End result? Content negotiated version of the books I’ve scanned so far in the Books Library - RDF and HTML versions available.

This is some of my first major experience in XSLT, and I’ve found it to be pretty darn easy: far less difficult than I thought it was in the past. I think that I may go on an XSLT kick for the next couple weeks, so don’t be surprised if you see a lot more of my RDF looking a little bit prettier. For example, I already wrote an XSLT stylesheet for the FIF reviews I’ve received, so if you’re using a capable browser, that will be a lot nicer looking now than it used to be.

Google Sitemap Format

Posted in RDF, Semantic Web, XSLT on June 3rd, 2005 at 10:02:23

Josh points out Google’s Sitemap Protocol, via the SWIG Chump. I pull out my XSLT-foo (what little of it there is). I hack a bit back and forth, run into a problem which uche helps me figure out: “XPath does *not* use the default prefix in the stylseheet for purposes of matching”, fix my XSLT up a bit, and create a new RDF source under my semweb section: Google Sitemap Tools, including an XSLT stylesheet, example output, and a conversion service which uses the XSLT: For example, Google’s Example File in RDF.

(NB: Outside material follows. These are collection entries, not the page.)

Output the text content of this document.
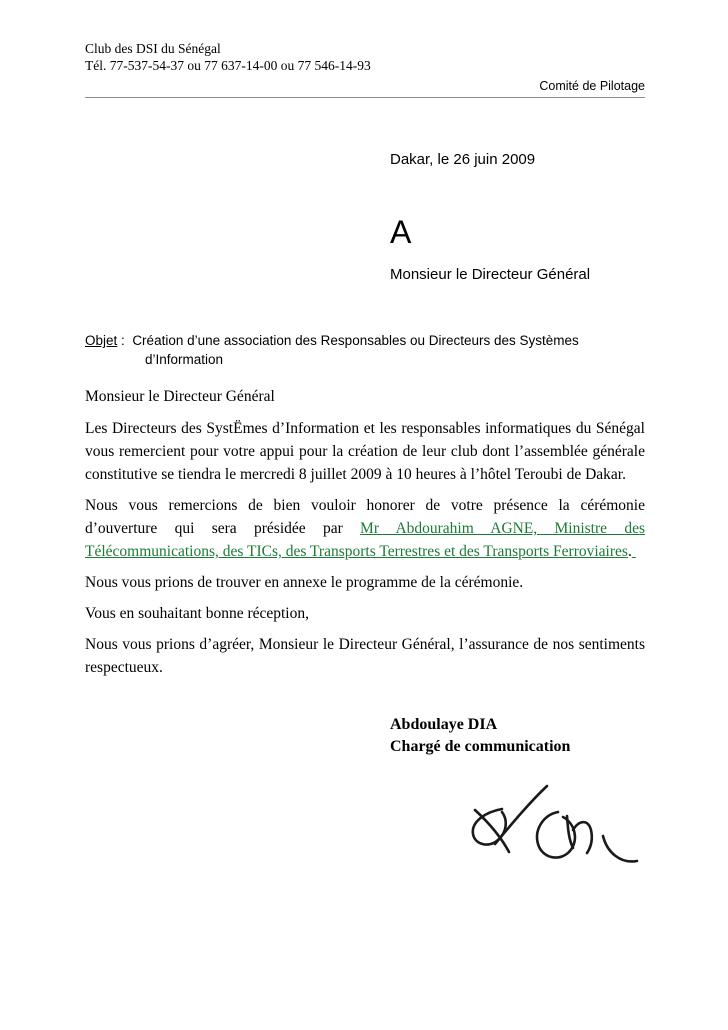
Club des DSI du Sénégal
Tél. 77-537-54-37 ou 77 637-14-00 ou 77 546-14-93
Comité de Pilotage
Dakar, le 26 juin 2009
A
Monsieur le Directeur Général
Objet : Création d’une association des Responsables ou Directeurs des Systèmes
d’Information

Monsieur le Directeur Général

Les Directeurs des SystËmes d’Information et les responsables informatiques du Sénégal vous remercient pour votre appui pour la création de leur club dont l’assemblée générale constitutive se tiendra le mercredi 8 juillet 2009 à 10 heures à l’hôtel Teroubi de Dakar.

Nous vous remercions de bien vouloir honorer de votre présence la cérémonie d’ouverture qui sera présidée par Mr Abdourahim AGNE, Ministre des Télécommunications, des TICs, des Transports Terrestres et des Transports Ferroviaires.

Nous vous prions de trouver en annexe le programme de la cérémonie.

Vous en souhaitant bonne réception,

Nous vous prions d’agréer, Monsieur le Directeur Général, l’assurance de nos sentiments respectueux.

Abdoulaye DIA
Chargé de communication
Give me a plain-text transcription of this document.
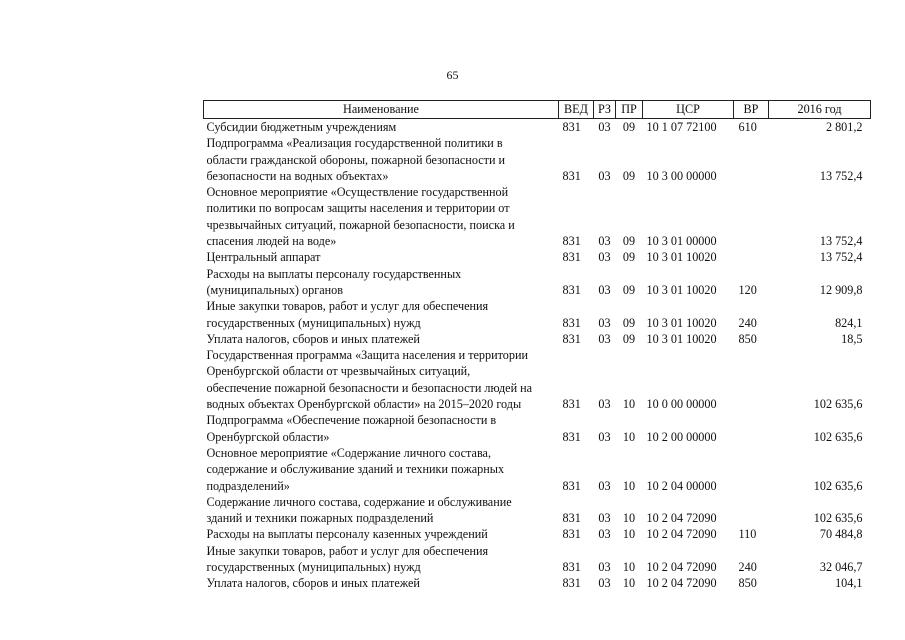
65
Наименование	ВЕД	РЗ	ПР	ЦСР	ВР	2016 год
Субсидии бюджетным учреждениям	831	03	09	10 1 07 72100	610	2 801,2
Подпрограмма «Реализация государственной политики в
области гражданской обороны, пожарной безопасности и
безопасности на водных объектах»	831	03	09	10 3 00 00000		13 752,4
Основное мероприятие «Осуществление государственной
политики по вопросам защиты населения и территории от
чрезвычайных ситуаций, пожарной безопасности, поиска и
спасения людей на воде»	831	03	09	10 3 01 00000		13 752,4
Центральный аппарат	831	03	09	10 3 01 10020		13 752,4
Расходы на выплаты персоналу государственных
(муниципальных) органов	831	03	09	10 3 01 10020	120	12 909,8
Иные закупки товаров, работ и услуг для обеспечения
государственных (муниципальных) нужд	831	03	09	10 3 01 10020	240	824,1
Уплата налогов, сборов и иных платежей	831	03	09	10 3 01 10020	850	18,5
Государственная программа «Защита населения и территории
Оренбургской области от чрезвычайных ситуаций,
обеспечение пожарной безопасности и безопасности людей на
водных объектах Оренбургской области» на 2015–2020 годы	831	03	10	10 0 00 00000		102 635,6
Подпрограмма «Обеспечение пожарной безопасности в
Оренбургской области»	831	03	10	10 2 00 00000		102 635,6
Основное мероприятие «Содержание личного состава,
содержание и обслуживание зданий и техники пожарных
подразделений»	831	03	10	10 2 04 00000		102 635,6
Содержание личного состава, содержание и обслуживание
зданий и техники пожарных подразделений	831	03	10	10 2 04 72090		102 635,6
Расходы на выплаты персоналу казенных учреждений	831	03	10	10 2 04 72090	110	70 484,8
Иные закупки товаров, работ и услуг для обеспечения
государственных (муниципальных) нужд	831	03	10	10 2 04 72090	240	32 046,7
Уплата налогов, сборов и иных платежей	831	03	10	10 2 04 72090	850	104,1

Now, to find some sitemaps in action in the real world, and add gzip decoding of gzipped sitemaps.

XSLT + Image Regions + Sparql

Posted in Flickr, Image Description, RDF, SPARQL, XSLT on May 22nd, 2005 at 20:05:23

Read Masahide’s notes on XSLT+Image Regions. Used some tools to convert my flickr photos to RDF.

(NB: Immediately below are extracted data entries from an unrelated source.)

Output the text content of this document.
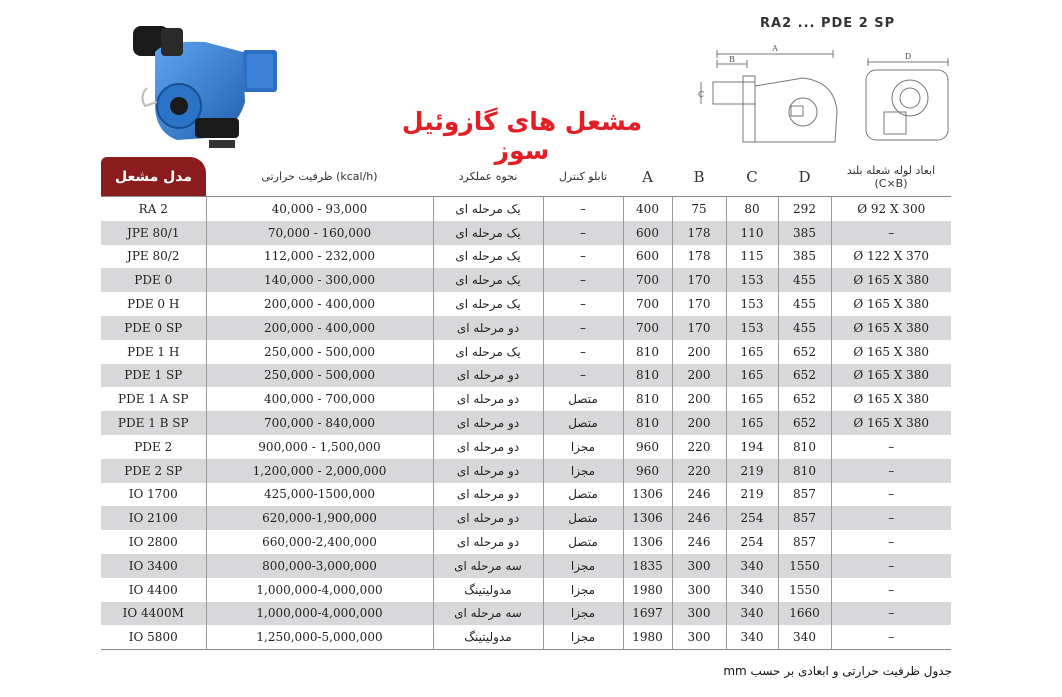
مشعل های گازوئیل سوز
RA2 ... PDE 2 SP
A
B
C
D
مدل مشعل	ظرفیت حرارتی (kcal/h)	نحوه عملکرد	تابلو کنترل	A	B	C	D	ابعاد لوله شعله بلند
(C×B)

RA 2	40,000 - 93,000	یک مرحله ای	–	400	75	80	292	Ø 92 X 300
JPE 80/1	70,000 - 160,000	یک مرحله ای	–	600	178	110	385	–
JPE 80/2	112,000 - 232,000	یک مرحله ای	–	600	178	115	385	Ø 122 X 370
PDE 0	140,000 - 300,000	یک مرحله ای	–	700	170	153	455	Ø 165 X 380
PDE 0 H	200,000 - 400,000	یک مرحله ای	–	700	170	153	455	Ø 165 X 380
PDE 0 SP	200,000 - 400,000	دو مرحله ای	–	700	170	153	455	Ø 165 X 380
PDE 1 H	250,000 - 500,000	یک مرحله ای	–	810	200	165	652	Ø 165 X 380
PDE 1 SP	250,000 - 500,000	دو مرحله ای	–	810	200	165	652	Ø 165 X 380
PDE 1 A SP	400,000 - 700,000	دو مرحله ای	متصل	810	200	165	652	Ø 165 X 380
PDE 1 B SP	700,000 - 840,000	دو مرحله ای	متصل	810	200	165	652	Ø 165 X 380
PDE 2	900,000 - 1,500,000	دو مرحله ای	مجزا	960	220	194	810	–
PDE 2 SP	1,200,000 - 2,000,000	دو مرحله ای	مجزا	960	220	219	810	–
IO 1700	425,000-1500,000	دو مرحله ای	متصل	1306	246	219	857	–
IO 2100	620,000-1,900,000	دو مرحله ای	متصل	1306	246	254	857	–
IO 2800	660,000-2,400,000	دو مرحله ای	متصل	1306	246	254	857	–
IO 3400	800,000-3,000,000	سه مرحله ای	مجزا	1835	300	340	1550	–
IO 4400	1,000,000-4,000,000	مدولیتینگ	مجزا	1980	300	340	1550	–
IO 4400M	1,000,000-4,000,000	سه مرحله ای	مجزا	1697	300	340	1660	–
IO 5800	1,250,000-5,000,000	مدولیتینگ	مجزا	1980	300	340	340	–
جدول ظرفیت حرارتی و ابعادی بر حسب mm
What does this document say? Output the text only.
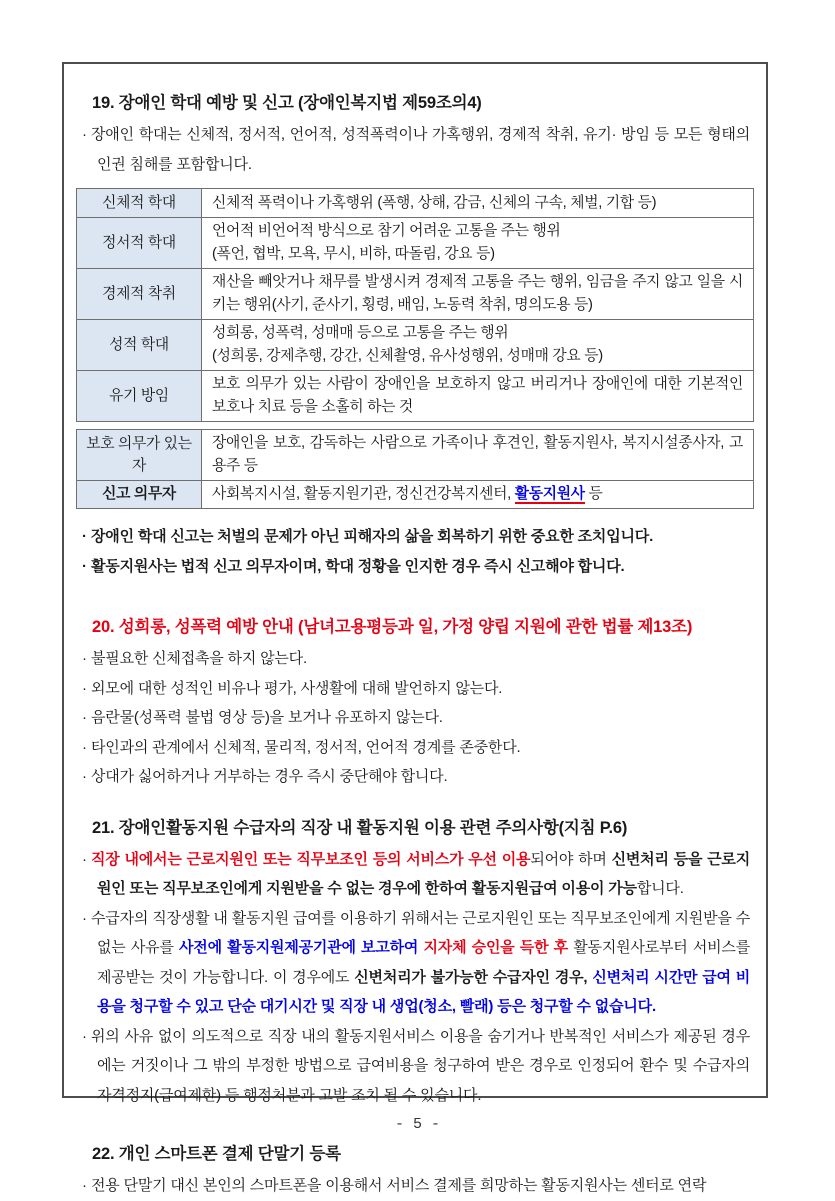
19. 장애인 학대 예방 및 신고 (장애인복지법 제59조의4)

· 장애인 학대는 신체적, 정서적, 언어적, 성적폭력이나 가혹행위, 경제적 착취, 유기· 방임 등 모든 형태의 인권 침해를 포함합니다.

신체적 학대	신체적 폭력이나 가혹행위 (폭행, 상해, 감금, 신체의 구속, 체벌, 기합 등)

정서적 학대	언어적 비언어적 방식으로 참기 어려운 고통을 주는 행위
(폭언, 협박, 모욕, 무시, 비하, 따돌림, 강요 등)

경제적 착취	재산을 빼앗거나 채무를 발생시켜 경제적 고통을 주는 행위, 임금을 주지 않고 일을 시키는 행위(사기, 준사기, 횡령, 배임, 노동력 착취, 명의도용 등)

성적 학대	성희롱, 성폭력, 성매매 등으로 고통을 주는 행위
(성희롱, 강제추행, 강간, 신체촬영, 유사성행위, 성매매 강요 등)

유기 방임	보호 의무가 있는 사람이 장애인을 보호하지 않고 버리거나 장애인에 대한 기본적인 보호나 치료 등을 소홀히 하는 것
보호 의무가 있는 자	장애인을 보호, 감독하는 사람으로 가족이나 후견인, 활동지원사, 복지시설종사자, 고용주 등
신고 의무자	사회복지시설, 활동지원기관, 정신건강복지센터, 활동지원사 등

· 장애인 학대 신고는 처벌의 문제가 아닌 피해자의 삶을 회복하기 위한 중요한 조치입니다.

· 활동지원사는 법적 신고 의무자이며, 학대 정황을 인지한 경우 즉시 신고해야 합니다.

20. 성희롱, 성폭력 예방 안내 (남녀고용평등과 일, 가정 양립 지원에 관한 법률 제13조)

· 불필요한 신체접촉을 하지 않는다.

· 외모에 대한 성적인 비유나 평가, 사생활에 대해 발언하지 않는다.

· 음란물(성폭력 불법 영상 등)을 보거나 유포하지 않는다.

· 타인과의 관계에서 신체적, 물리적, 정서적, 언어적 경계를 존중한다.

· 상대가 싫어하거나 거부하는 경우 즉시 중단해야 합니다.

21. 장애인활동지원 수급자의 직장 내 활동지원 이용 관련 주의사항(지침 P.6)

· 직장 내에서는 근로지원인 또는 직무보조인 등의 서비스가 우선 이용되어야 하며 신변처리 등을 근로지원인 또는 직무보조인에게 지원받을 수 없는 경우에 한하여 활동지원급여 이용이 가능합니다.

· 수급자의 직장생활 내 활동지원 급여를 이용하기 위해서는 근로지원인 또는 직무보조인에게 지원받을 수없는 사유를 사전에 활동지원제공기관에 보고하여 지자체 승인을 득한 후 활동지원사로부터 서비스를 제공받는 것이 가능합니다. 이 경우에도 신변처리가 불가능한 수급자인 경우, 신변처리 시간만 급여 비용을 청구할 수 있고 단순 대기시간 및 직장 내 생업(청소, 빨래) 등은 청구할 수 없습니다.

· 위의 사유 없이 의도적으로 직장 내의 활동지원서비스 이용을 숨기거나 반복적인 서비스가 제공된 경우에는 거짓이나 그 밖의 부정한 방법으로 급여비용을 청구하여 받은 경우로 인정되어 환수 및 수급자의 자격정지(급여제한) 등 행정처분과 고발 조치 될 수 있습니다.

22. 개인 스마트폰 결제 단말기 등록

· 전용 단말기 대신 본인의 스마트폰을 이용해서 서비스 결제를 희망하는 활동지원사는 센터로 연락

- 5 -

Converted an XSLT Stylesheet to a different result format. Loaded ~400 RDF files into a Model, totalling 33,000 statements. Added an option to my Sparql Interface. Changed the default query. Made the extra option add the stylesheet.

Ran a query. Tweaked until it worked. Typed it all up here, to share with all of you.

Hooray for masahide, flickr, and all kinds of other wonderful things.